As I understand the modern concept of stakeholding in management theory – it was in origin an attempt to unsettle the hierarchical power relations that had become embedded in established concepts of European-American property, management and economics (including the economic concept of ‘rent’). Rather than thinking about business in terms of a hierarchy of employers and employees, shareholders and customers, landlords and tenants, even competitors and partners – all those parties are supposed to be re-imagined as having something at stake in the success of the business, in a flatter, more open and more equal set of relationships. So cleaners are stakeholders in the success of an academic department as much as students or professors. [And I am not saying that this is how the concept IS being used in your department – though I would not be at all surprised if you weren’t being asked to rethink who your stakeholders might be]. A positive way of thinking about this might be to say that it is a way of ‘spreading the love’ and making it take effect in the world in reassessing the very nature of ‘wealth’ and its redistribution (giving employees shares in the company for example). What you intimate is that either practice in your time and place does not live up to that lofty idea, or that you feel you are losing your place in the hierarchy and being dispossessed.

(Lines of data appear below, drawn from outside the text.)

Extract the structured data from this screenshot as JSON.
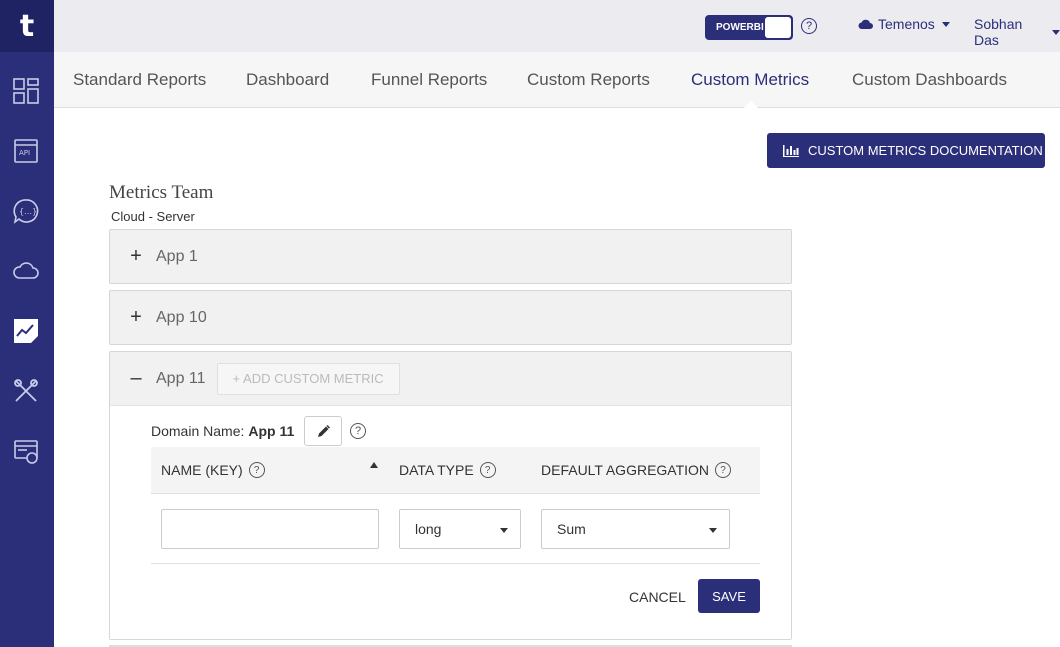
{
  "logo": "t",
  "topbar": {
    "toggle_label": "POWERBI",
    "help": "?",
    "org": "Temenos",
    "user": "Sobhan Das"
  },
  "nav": {
    "tabs": [
      {
        "label": "Standard Reports"
      },
      {
        "label": "Dashboard"
      },
      {
        "label": "Funnel Reports"
      },
      {
        "label": "Custom Reports"
      },
      {
        "label": "Custom Metrics"
      },
      {
        "label": "Custom Dashboards"
      }
    ],
    "active": "Custom Metrics"
  },
  "doc_button": "CUSTOM METRICS DOCUMENTATION",
  "team": {
    "title": "Metrics Team",
    "subtitle": "Cloud - Server"
  },
  "apps": [
    {
      "name": "App 1",
      "symbol": "+"
    },
    {
      "name": "App 10",
      "symbol": "+"
    },
    {
      "name": "App 11",
      "symbol": "–"
    }
  ],
  "expanded": {
    "add_metric": "+ ADD CUSTOM METRIC",
    "domain_label": "Domain Name:",
    "domain_value": "App 11",
    "help": "?",
    "columns": {
      "name": "NAME (KEY)",
      "data_type": "DATA TYPE",
      "aggregation": "DEFAULT AGGREGATION"
    },
    "name_value": "",
    "data_type_value": "long",
    "aggregation_value": "Sum",
    "cancel": "CANCEL",
    "save": "SAVE"
  }
}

My line on ‘property’ tends to be that it is exactly at this disjuncture between idea and practice that we find the human. Mostly property has been studied in the middle ages in the abstract (in terms of what the law said property rights should be) – rather than in terms of how people used property (actually this is truer of real estate than moveable goods). When you look at how people used property (from the property itself, or from textual references to property) – you can find some startling differences from contemporary philosophy and law – and even some direct and moving testimonies of raw emotion. So the law may define twelfth-century Jews and their wealth as property in one way – but traces of their and their neighbours’ use of property might reveal something quite different about what they felt and practiced about assimilation at a specific place and time, for example. So you can (as JJC said in a different post) open up alternative possibilities of how Jews and non-Jews might be: and it is also a way of showing how ideas matter, how they have an effect in the everyday but are also changed by the everyday – they are not just out there in a vacuum divorced from bodily existence.

+++++++
“Breeding like rabbits?” Well I’ll leave that to others – but first you need numbers to put the emotions in context. Secondly – the baby rabbits might grow up to want to be foxes (or vice versa)?

Similar issue in Wales – where some people are agitating against the imposition of the Welsh language in public life as an affront to their human rights. Should Welsh survive as a public language or not? Can the non-Welsh speakers be given a stake in its future?

Jeffrey Cohen said...

Thanks, srj and Karl, for those timely reminders of the indeterminacy of futures. Extrapolating futurity from the present (as if the future were destined to be an expanded replica of the now) is something I've argued against before, and will do so again...

Rabbits do become foxes (or hedgehogs). Siblings grow along divergent paths. Context and history are not destiny.

Karl, from what I know (and I am very far from being an expert) only orthodox Judaism is experiencing growth in the US.

srj, that was quite a meditation on property and its cultural determinations; I thank you for it. As to stakeholders, I very much see the potential it has for a flattened and more democratic approach, especially as you describe it. However, in my experience -- limited to educational settings -- it has been used as a synonym for something like "customer" and has to do with the delivery of educational "services." It doesn't break down hierarchies so much as put them in a language of business and efficiency rather than, say, of shared projects and goals.

Anonymous said...

well i'm afraid 'property' fills my head - it's a bit like giving you a piece of yellowing old type-written paper from the back of my filing cabinet.


And - sounds like your people have got it wrong (if fashionably wrong).